To understand why NABU and SAPO were suddenly subordinated, one must consider the timing and context. Just before the law was passed, Ukraine’s own security services raided the anti-corruption agencies, investigated staff, and checked digital systems for leaks. This wasn’t sabotage. It was containment.


If you believe, as Ukraine surely does, that Russian intelligence is desperate to compromise, infiltrate, or disable these institutions, then purging them before restoring their power is not tyranny—it’s prudence. It is the state defending its nervous system before letting it act freely again. And if the goal was to kill independence, there would be no reversal bill at all. Instead, a law returning full autonomy to these agencies is scheduled for a vote within days.


Still, some might say the reversal is a reaction to pressure from Ukraine’s Western partners. Maybe. But there has been no official statement from the U.S., the EU, or G7 governments claiming credit. What we have seen, instead, is public criticism followed by a Ukrainian solution—drafted with NABU and SAPO themselves. That doesn’t look like coercion. It looks like a controlled sequence: isolate, secure, restore.


What supports this interpretation most convincingly is what Putin has done in the days surrounding this political storm. He canceled his vaunted navy day for fear of Ukrainian actions against him...


Do you remember Operation Spiderweb—a deep-penetration drone strike that destroyed $6 billion in Russian strategic bombers? It would not be possible without perfect operational security. Neither would a string of attacks on Russian railways, energy depots, and military airfields.


In that light, we have to accept that Putin’s navy day parade in St. Petersburg was canceled for fear of a Ukrainian drone strike against the dictator himself.


This is not Ukraine flailing in confusion. It is Ukraine credibly executing complex operations that demand absolute secrecy, rigorous internal discipline, and airtight coordination.

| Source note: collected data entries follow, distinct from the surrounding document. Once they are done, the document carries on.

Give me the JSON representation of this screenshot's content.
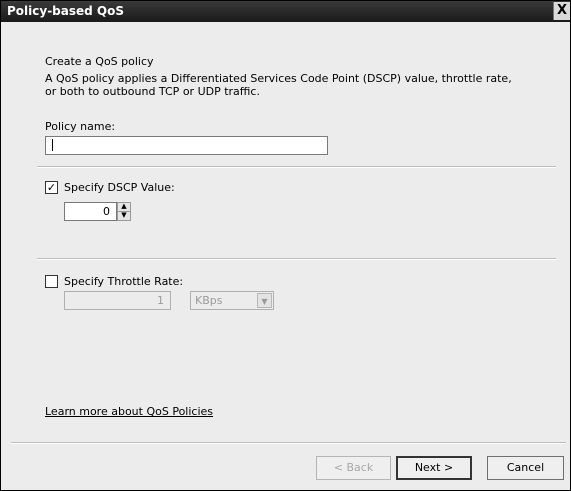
{
  "window": {
    "title": "Policy-based QoS",
    "close_glyph": "X"
  },
  "intro": {
    "heading": "Create a QoS policy",
    "line1": "A QoS policy applies a Differentiated Services Code Point (DSCP) value, throttle rate,",
    "line2": "or both to outbound TCP or UDP traffic."
  },
  "policy_name": {
    "label": "Policy name:",
    "value": ""
  },
  "dscp": {
    "checked": true,
    "check_glyph": "✓",
    "label": "Specify DSCP Value:",
    "value": "0"
  },
  "throttle": {
    "checked": false,
    "label": "Specify Throttle Rate:",
    "value": "1",
    "unit": "KBps"
  },
  "link": "Learn more about QoS Policies",
  "buttons": {
    "back": "< Back",
    "next": "Next >",
    "cancel": "Cancel"
  }
}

And that level of execution is impossible without trusted institutions at home.


So yes—Ukrainians believe in Ukrainian OpSec. They must. Their lives and cities depend on it. I believe in it too, because it’s the only explanation that fits the facts.

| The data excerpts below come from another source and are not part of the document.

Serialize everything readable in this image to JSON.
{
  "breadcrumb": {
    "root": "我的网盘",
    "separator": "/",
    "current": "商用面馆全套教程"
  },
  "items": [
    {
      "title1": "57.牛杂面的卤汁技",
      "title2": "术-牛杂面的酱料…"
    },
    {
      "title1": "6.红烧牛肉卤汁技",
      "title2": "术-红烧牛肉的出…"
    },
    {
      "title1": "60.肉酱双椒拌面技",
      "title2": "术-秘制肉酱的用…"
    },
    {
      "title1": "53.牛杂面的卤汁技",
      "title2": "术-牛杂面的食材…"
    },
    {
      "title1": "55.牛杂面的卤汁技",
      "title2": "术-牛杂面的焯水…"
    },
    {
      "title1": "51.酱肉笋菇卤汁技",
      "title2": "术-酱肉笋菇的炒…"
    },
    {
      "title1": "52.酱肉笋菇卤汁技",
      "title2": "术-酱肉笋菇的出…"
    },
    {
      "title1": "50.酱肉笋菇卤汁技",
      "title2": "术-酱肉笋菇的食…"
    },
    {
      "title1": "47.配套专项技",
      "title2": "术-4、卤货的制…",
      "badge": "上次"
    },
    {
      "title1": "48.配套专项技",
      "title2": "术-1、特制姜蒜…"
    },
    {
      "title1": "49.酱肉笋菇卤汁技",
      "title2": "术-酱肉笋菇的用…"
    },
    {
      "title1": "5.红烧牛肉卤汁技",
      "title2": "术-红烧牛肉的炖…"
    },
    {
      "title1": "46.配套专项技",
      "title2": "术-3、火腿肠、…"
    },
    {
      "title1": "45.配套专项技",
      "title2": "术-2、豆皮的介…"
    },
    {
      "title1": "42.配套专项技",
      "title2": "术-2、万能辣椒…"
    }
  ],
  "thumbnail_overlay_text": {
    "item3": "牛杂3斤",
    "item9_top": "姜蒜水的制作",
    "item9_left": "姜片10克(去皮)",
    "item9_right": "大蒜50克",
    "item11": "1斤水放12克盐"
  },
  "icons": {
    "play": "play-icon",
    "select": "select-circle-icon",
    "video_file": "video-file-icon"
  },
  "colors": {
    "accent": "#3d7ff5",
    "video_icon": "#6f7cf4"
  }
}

But most tellingly of all, Vladimir Putin believes in Ukrainian OpSec. That is why he didn’t show up at his own parade. That’s why he’s running—not from tanks or troops—but from the invisible hand of Ukrainian intelligence.


There are always multiple ways to explain a government’s action. But when two of those explanations—chaotic blundering or authoritarian seizure—are inconsistent with every pattern we’ve seen from Ukraine since 2022, we must discard them.


What remains is the explanation that fits the facts, matches the capabilities, and mirrors the behavior of a nation that continues to punch far above its weight on the global stage. That explanation is OpSec.


And right now, it may be the single most important force driving Ukraine’s war effort forward.